Goodrich Corp. is upgrading the two Senior Year Electro-Optical Reconnaissance Sensors (SYERS) currently used on U.S. Air Force Lockheed Martin U-2 ‘Dragon Lady’ platforms operated by the 9th Reconnaissance Wing. In addition to SYERS, the U-2 also carries a 30-inch Optical Bar Camera (OBC) and a 24-inch IRIS camera offering high resolution, panoramic imaging sensors and the Advanced Synthetic Aperture Radar System (ASARS-2) providing all-weather radar imaging capability.

U-2 in Sowthwest Asia
Maj. Patrick Hudson, 99th Expeditionary Reconnaissance Squadron, taxis a U-2 aircraft to a parking spot Aug. 24. Major Hudson completed his 1000th hour of flight in the U-2 aircraft. U.S. Air Force photo/Tech. Sgt. Charles Larkin Sr.
SYERS ISR EO Payload – Goodrich

Originally developed as a top-classified ‘black’ program SYERS but with the declassification of the U-2 program, this sensor was also declassified. The original SYERS used the DB-110 EO system (currently configured in tactical recce pods). The DB-110 platform provides the rotating nose section which aims the sensor’s line of sight at the required area of interest, enabling automatic scan using automatically scan methods, including continuous, push broom, or still-frame.

The original dual-band SYERS sensor flown on the U-2 ISR platform was manufactured by Goodrich ISR Systems.

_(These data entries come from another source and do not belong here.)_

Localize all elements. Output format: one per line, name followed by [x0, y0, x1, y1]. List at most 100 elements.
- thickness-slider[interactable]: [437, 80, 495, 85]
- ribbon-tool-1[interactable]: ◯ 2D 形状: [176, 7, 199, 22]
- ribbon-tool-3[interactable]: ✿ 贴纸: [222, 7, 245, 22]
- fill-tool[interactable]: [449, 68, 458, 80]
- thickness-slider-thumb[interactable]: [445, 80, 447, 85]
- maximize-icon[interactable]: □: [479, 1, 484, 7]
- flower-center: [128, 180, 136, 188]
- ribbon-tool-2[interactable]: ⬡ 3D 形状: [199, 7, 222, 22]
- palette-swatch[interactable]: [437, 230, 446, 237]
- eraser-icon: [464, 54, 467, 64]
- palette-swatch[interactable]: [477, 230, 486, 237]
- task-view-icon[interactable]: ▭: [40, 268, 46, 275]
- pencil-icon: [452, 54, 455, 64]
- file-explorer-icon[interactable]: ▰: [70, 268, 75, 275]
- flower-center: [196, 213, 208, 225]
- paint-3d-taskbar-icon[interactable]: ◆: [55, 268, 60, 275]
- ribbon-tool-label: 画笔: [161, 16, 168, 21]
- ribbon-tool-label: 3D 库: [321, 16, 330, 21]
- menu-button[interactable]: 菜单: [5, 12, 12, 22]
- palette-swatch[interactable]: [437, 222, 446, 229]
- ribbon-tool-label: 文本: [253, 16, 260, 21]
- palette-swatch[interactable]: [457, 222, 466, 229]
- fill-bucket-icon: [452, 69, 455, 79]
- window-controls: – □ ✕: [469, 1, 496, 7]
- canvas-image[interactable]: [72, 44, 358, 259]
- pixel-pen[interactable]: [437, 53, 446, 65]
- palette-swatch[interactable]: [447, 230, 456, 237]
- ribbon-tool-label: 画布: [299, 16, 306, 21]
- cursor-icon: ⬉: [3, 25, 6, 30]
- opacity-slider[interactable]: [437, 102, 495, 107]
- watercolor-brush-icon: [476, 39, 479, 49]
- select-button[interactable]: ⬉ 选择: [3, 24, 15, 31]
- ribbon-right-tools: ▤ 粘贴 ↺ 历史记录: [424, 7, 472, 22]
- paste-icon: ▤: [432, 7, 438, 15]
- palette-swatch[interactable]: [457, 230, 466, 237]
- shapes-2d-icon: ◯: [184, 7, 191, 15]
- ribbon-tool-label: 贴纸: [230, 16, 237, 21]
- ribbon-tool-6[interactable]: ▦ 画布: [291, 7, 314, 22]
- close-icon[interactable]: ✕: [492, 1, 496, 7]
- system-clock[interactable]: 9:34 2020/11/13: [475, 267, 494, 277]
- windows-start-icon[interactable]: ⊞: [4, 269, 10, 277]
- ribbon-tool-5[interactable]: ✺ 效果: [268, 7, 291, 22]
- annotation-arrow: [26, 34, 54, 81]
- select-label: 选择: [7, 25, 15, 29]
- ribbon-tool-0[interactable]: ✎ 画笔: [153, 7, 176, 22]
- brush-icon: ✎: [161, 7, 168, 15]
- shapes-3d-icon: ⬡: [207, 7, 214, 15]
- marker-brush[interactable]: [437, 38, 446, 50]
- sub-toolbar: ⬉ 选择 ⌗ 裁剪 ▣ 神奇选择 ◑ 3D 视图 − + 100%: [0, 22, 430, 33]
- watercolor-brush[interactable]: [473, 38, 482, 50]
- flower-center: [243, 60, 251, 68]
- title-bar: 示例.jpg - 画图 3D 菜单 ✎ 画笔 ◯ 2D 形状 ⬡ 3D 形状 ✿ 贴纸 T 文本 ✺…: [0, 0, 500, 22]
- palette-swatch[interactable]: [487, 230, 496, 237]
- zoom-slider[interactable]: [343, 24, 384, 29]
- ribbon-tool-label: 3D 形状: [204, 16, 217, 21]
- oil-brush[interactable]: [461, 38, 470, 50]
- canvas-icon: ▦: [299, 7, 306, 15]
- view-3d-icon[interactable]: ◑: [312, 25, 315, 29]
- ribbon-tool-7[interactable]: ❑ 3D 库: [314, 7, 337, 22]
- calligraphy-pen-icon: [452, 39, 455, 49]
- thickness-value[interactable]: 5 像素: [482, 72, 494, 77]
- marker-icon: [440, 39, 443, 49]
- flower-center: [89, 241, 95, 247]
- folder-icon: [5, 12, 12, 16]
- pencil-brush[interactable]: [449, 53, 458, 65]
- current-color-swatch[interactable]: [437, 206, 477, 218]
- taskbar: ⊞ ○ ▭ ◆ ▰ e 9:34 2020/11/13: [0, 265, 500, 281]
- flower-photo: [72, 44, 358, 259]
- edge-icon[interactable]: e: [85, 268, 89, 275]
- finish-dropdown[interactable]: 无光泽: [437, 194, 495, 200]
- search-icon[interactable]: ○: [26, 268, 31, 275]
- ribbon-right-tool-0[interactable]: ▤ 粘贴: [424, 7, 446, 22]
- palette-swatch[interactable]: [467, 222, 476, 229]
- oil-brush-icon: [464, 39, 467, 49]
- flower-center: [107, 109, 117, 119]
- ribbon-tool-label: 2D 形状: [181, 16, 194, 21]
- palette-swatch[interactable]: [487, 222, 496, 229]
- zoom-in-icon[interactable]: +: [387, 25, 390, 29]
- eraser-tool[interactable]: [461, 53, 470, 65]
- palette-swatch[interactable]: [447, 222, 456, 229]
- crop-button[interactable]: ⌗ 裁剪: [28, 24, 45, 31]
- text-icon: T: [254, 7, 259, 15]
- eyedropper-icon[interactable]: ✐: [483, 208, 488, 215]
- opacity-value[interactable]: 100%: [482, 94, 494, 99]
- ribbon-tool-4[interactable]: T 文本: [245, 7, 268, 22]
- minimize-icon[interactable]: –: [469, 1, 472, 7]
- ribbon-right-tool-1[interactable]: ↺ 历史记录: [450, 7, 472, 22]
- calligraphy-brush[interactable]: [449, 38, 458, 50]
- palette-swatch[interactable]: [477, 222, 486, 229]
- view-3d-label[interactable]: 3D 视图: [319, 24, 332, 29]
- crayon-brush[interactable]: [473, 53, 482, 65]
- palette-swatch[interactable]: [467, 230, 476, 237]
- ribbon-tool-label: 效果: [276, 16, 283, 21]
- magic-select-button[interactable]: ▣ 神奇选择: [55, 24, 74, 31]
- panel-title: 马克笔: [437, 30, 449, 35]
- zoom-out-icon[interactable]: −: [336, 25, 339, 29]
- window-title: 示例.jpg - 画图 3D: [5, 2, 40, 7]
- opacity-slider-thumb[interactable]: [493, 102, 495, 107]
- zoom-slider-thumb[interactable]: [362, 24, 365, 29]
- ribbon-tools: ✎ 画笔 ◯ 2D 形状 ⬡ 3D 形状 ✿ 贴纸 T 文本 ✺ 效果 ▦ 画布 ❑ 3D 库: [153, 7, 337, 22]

The SYERS sensor flown on the U-2 ISR platform was manufactured by Goodrich ISR Systems. The upgraded sensors, designated SYERS-2A, will enhance U-2 functionality by adding additional multi-spectral imaging capability to the platform, providing more utility in discerning imagery. Multi-spectral sensors capture images at specific frequencies across the electromagnetic spectrum enhancing the sensor’s capability to obtain high resolution imagery under adverse weather conditions of haze and light fog. Multi-spectral enhanced images provided by the payload are used for targeting, threat analysis, and situational assessment, by evaluating changes in images taken in different times, showing differences not readily apparent to the human eye.

The current SYERS-2 system collects imagery in seven wavelength bands simultaneously (green, red, near Infra-Red (IR – visible), two short-wave IR and a mid-wave IR band), all are transmitted to a ground exploitation system and viewed in real-time. Imagery analysts combine the separate spectral bands in different combinations in order to highlight the characteristics of different objects. This spectral collection capability enables a variety of enhanced imagery information outputs including false color composites, optical moving target indication, providing optical data supporting Measurement And Signature INTelligence (MASINT).